President Trump and Democratic nominee Joe Biden are tied on the question of who voters trust to better handle the economy, while Biden leads Trump overall in terms of who voters plan to support in the November election, according to a new poll.
Trump and Biden are tied at 49 percent among registered voters on who would better handle the economy, according to the CNN poll released Tuesday. Among likely voters, Biden leads 50 percent to 48 percent, a difference that falls within the poll’s margin of error.
The survey does not represent a marked difference from a CNN poll released in September, which also showed a dead heat on the topic of the economy, but it underscores a sharp drop for Trump from earlier this year when he led on the question of the economy by 12 points, 54 percent to 42 percent, in a May poll.
The sharp swing from earlier this year reflects the economy’s unsteady footing after the coronavirus pandemic pushed the country into a recession.
The unemployment rate topped double digits early in the pandemic and reached its highest point since the Great Depression. It has slowly begun recovering losses, adding 661,000 jobs in September, and now sits at 7.9 percent, according to the Labor Department’s final jobs report before Election Day.
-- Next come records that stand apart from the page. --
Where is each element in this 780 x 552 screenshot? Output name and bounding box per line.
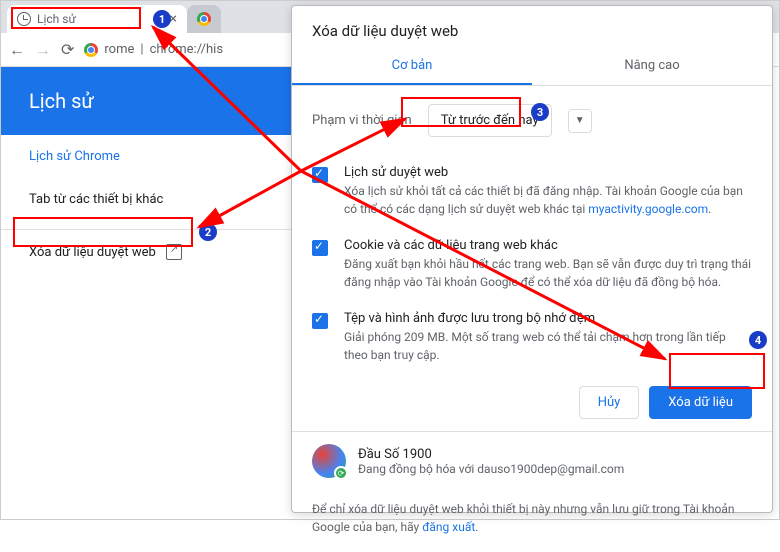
myactivity-link[interactable]: myactivity.google.com bbox=[588, 202, 708, 216]
clear-data-button[interactable]: Xóa dữ liệu bbox=[649, 386, 752, 419]
url-sep: | bbox=[140, 42, 143, 57]
url-path: chrome://his bbox=[150, 42, 223, 57]
time-range-row: Phạm vi thời gian Từ trước đến nay ▼ bbox=[292, 86, 772, 155]
option-title: Lịch sử duyệt web bbox=[344, 165, 752, 180]
tab-history[interactable]: Lịch sử × bbox=[7, 5, 187, 33]
chrome-icon bbox=[197, 12, 211, 26]
sidebar-item-chrome-history[interactable]: Lịch sử Chrome bbox=[1, 135, 291, 178]
time-range-select[interactable]: Từ trước đến nay bbox=[428, 104, 552, 137]
account-name: Đầu Số 1900 bbox=[358, 447, 624, 462]
dialog-tabs: Cơ bản Nâng cao bbox=[292, 48, 772, 86]
reload-button[interactable]: ⟳ bbox=[61, 40, 74, 59]
chrome-icon bbox=[84, 43, 98, 57]
option-desc: Đăng xuất bạn khỏi hầu hết các trang web… bbox=[344, 255, 752, 291]
option-desc: Giải phóng 209 MB. Một số trang web có t… bbox=[344, 328, 752, 364]
clear-data-label: Xóa dữ liệu duyệt web bbox=[29, 245, 156, 260]
option-title: Tệp và hình ảnh được lưu trong bộ nhớ đệ… bbox=[344, 311, 752, 326]
dialog-buttons: Hủy Xóa dữ liệu bbox=[292, 374, 772, 431]
page-title: Lịch sử bbox=[1, 67, 291, 135]
time-range-label: Phạm vi thời gian bbox=[312, 113, 412, 128]
checkbox-list: Lịch sử duyệt web Xóa lịch sử khỏi tất c… bbox=[292, 155, 772, 374]
avatar: ⟳ bbox=[312, 444, 346, 478]
history-icon bbox=[17, 12, 31, 26]
dialog-footnote: Để chỉ xóa dữ liệu duyệt web khỏi thiết … bbox=[292, 490, 772, 552]
cancel-button[interactable]: Hủy bbox=[579, 386, 640, 419]
clear-browsing-data-link[interactable]: Xóa dữ liệu duyệt web bbox=[1, 230, 291, 274]
checkbox-checked[interactable] bbox=[312, 313, 328, 329]
option-title: Cookie và các dữ liệu trang web khác bbox=[344, 238, 752, 253]
dialog-title: Xóa dữ liệu duyệt web bbox=[292, 6, 772, 48]
account-row: ⟳ Đầu Số 1900 Đang đồng bộ hóa với dauso… bbox=[292, 431, 772, 490]
omnibox[interactable]: rome | chrome://his bbox=[84, 42, 223, 57]
history-page: Lịch sử Lịch sử Chrome Tab từ các thiết … bbox=[1, 67, 291, 274]
sidebar-item-tabs-other-devices[interactable]: Tab từ các thiết bị khác bbox=[1, 178, 291, 221]
sidebar: Lịch sử Chrome Tab từ các thiết bị khác … bbox=[1, 135, 291, 274]
close-icon[interactable]: × bbox=[170, 11, 177, 27]
clear-browsing-data-dialog: Xóa dữ liệu duyệt web Cơ bản Nâng cao Ph… bbox=[291, 5, 773, 513]
tab-title: Lịch sử bbox=[37, 12, 76, 26]
option-desc: Xóa lịch sử khỏi tất cả các thiết bị đã … bbox=[344, 182, 752, 218]
url-host: rome bbox=[104, 42, 134, 57]
option-cookies[interactable]: Cookie và các dữ liệu trang web khác Đăn… bbox=[312, 228, 752, 301]
option-cached[interactable]: Tệp và hình ảnh được lưu trong bộ nhớ đệ… bbox=[312, 301, 752, 374]
back-button[interactable]: ← bbox=[9, 40, 25, 60]
chevron-down-icon[interactable]: ▼ bbox=[568, 109, 592, 133]
external-link-icon bbox=[166, 244, 182, 260]
tab-other[interactable] bbox=[187, 5, 221, 33]
checkbox-checked[interactable] bbox=[312, 167, 328, 183]
tab-basic[interactable]: Cơ bản bbox=[292, 48, 532, 85]
forward-button: → bbox=[35, 40, 51, 60]
option-browsing-history[interactable]: Lịch sử duyệt web Xóa lịch sử khỏi tất c… bbox=[312, 155, 752, 228]
checkbox-checked[interactable] bbox=[312, 240, 328, 256]
account-status: Đang đồng bộ hóa với dauso1900dep@gmail.… bbox=[358, 462, 624, 476]
tab-advanced[interactable]: Nâng cao bbox=[532, 48, 772, 85]
signout-link[interactable]: đăng xuất bbox=[422, 520, 475, 534]
sync-icon: ⟳ bbox=[334, 466, 348, 480]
Still, the unemployment rate is the highest it’s ever been before a presidential election since monthly record-keeping began in 1948, and the September numbers were well below the projections of economists who had anticipated adding roughly 800,000 jobs last month. The number of permanent job losses also hit a seven-year high of 3.8 million.
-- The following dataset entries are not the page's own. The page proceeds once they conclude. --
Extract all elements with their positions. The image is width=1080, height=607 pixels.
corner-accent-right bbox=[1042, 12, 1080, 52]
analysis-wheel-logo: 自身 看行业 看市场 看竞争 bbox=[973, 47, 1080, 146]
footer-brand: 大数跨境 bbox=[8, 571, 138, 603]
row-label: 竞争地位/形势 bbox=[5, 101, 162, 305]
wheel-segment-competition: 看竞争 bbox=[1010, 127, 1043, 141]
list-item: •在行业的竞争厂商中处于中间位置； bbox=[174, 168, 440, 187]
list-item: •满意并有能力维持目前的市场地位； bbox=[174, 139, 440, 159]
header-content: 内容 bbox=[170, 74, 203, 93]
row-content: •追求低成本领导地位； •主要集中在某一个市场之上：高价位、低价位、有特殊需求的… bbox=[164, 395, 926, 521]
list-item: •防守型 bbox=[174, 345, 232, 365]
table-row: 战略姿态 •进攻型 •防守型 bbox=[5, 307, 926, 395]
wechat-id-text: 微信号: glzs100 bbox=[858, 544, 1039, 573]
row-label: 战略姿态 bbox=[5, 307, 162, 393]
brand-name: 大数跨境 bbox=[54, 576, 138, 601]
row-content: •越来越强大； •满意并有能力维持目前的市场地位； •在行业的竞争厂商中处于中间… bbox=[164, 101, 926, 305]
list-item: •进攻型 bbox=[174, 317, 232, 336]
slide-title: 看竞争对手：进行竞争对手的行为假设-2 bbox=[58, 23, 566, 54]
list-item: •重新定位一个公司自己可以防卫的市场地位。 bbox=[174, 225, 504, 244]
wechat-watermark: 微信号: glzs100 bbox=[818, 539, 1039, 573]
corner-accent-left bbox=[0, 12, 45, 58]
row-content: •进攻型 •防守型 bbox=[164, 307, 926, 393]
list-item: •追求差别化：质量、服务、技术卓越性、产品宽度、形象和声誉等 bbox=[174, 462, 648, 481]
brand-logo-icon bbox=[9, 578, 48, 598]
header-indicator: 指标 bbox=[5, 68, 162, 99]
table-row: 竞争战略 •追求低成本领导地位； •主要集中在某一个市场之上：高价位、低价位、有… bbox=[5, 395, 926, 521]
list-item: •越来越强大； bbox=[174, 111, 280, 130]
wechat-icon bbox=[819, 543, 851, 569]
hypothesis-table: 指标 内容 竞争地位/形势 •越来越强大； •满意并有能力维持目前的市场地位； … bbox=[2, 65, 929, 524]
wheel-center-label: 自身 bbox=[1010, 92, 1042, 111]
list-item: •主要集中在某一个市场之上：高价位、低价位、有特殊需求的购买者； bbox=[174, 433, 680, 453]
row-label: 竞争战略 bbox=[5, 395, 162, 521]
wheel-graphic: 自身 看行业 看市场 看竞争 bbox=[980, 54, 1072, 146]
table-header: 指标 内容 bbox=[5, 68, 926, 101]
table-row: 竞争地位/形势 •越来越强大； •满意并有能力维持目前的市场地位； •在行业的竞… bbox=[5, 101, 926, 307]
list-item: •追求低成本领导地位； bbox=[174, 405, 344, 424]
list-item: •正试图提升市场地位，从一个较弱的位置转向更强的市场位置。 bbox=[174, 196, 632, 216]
Overall, 48 percent of voters said they approve of the president’s handling of the pandemic, while another 48 percent said they disapprove. September’s poll showed 50 percent of voters approving, compared with 45 percent who said they disapproved.
Trump has touted recent stock market gains as evidence of a surging comeback, though economists have pointed out that a large chunk of the economic gains have benefited rich households rather than low-income families.
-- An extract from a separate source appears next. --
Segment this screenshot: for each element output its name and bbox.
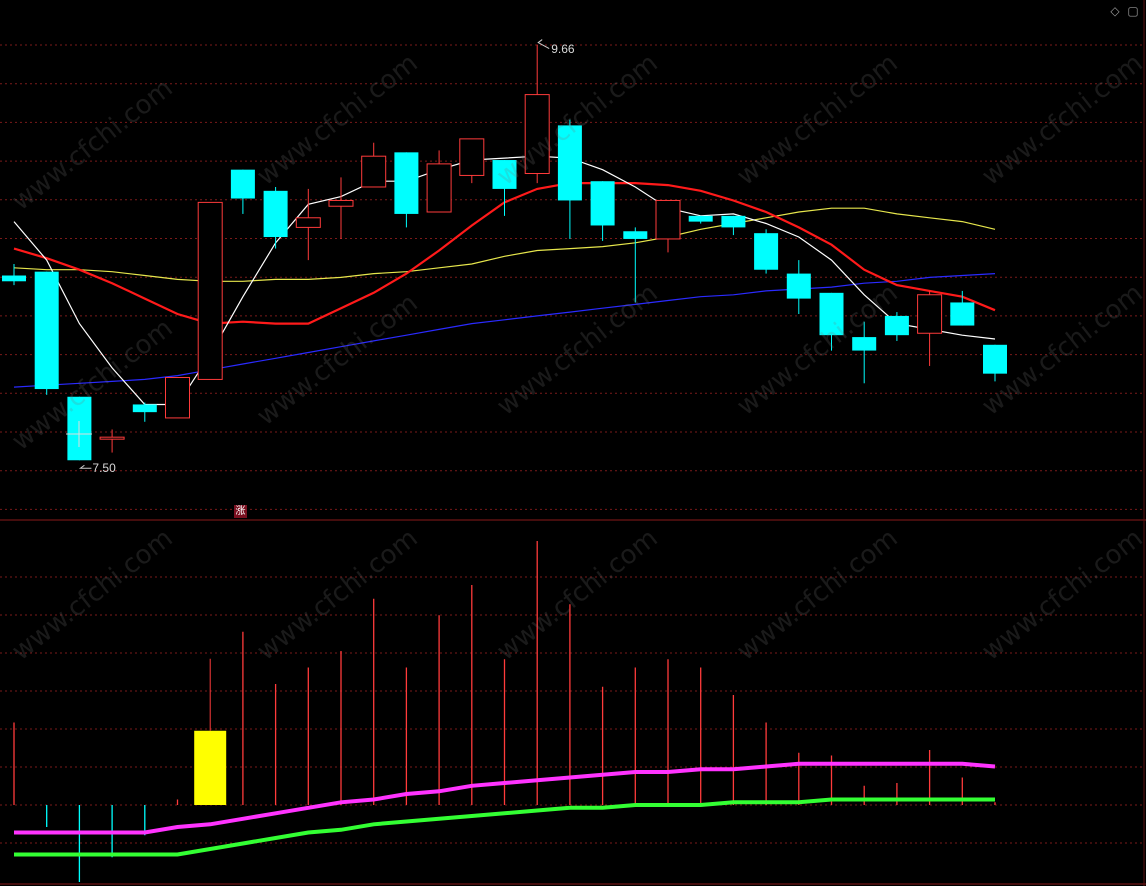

An analysis released last month by Moody’s Analytics found that a Biden victory as well as Democratic control of both the House of Representatives and the Senate would bring the quickest return to full employment, the highest number of jobs added and the best rebound in economic growth.
Overall, Biden led Trump by a 56 percent to 41 percent margin in the CNN poll among registered voters on who they would vote for if the election were today.
The CNN poll surveyed 1,095 registered voters and 1,001 likely voters from Oct. 1 to Oct. 4 and has margins of error of 3.5 percentage points and 3.6 percentage points for the respective samples.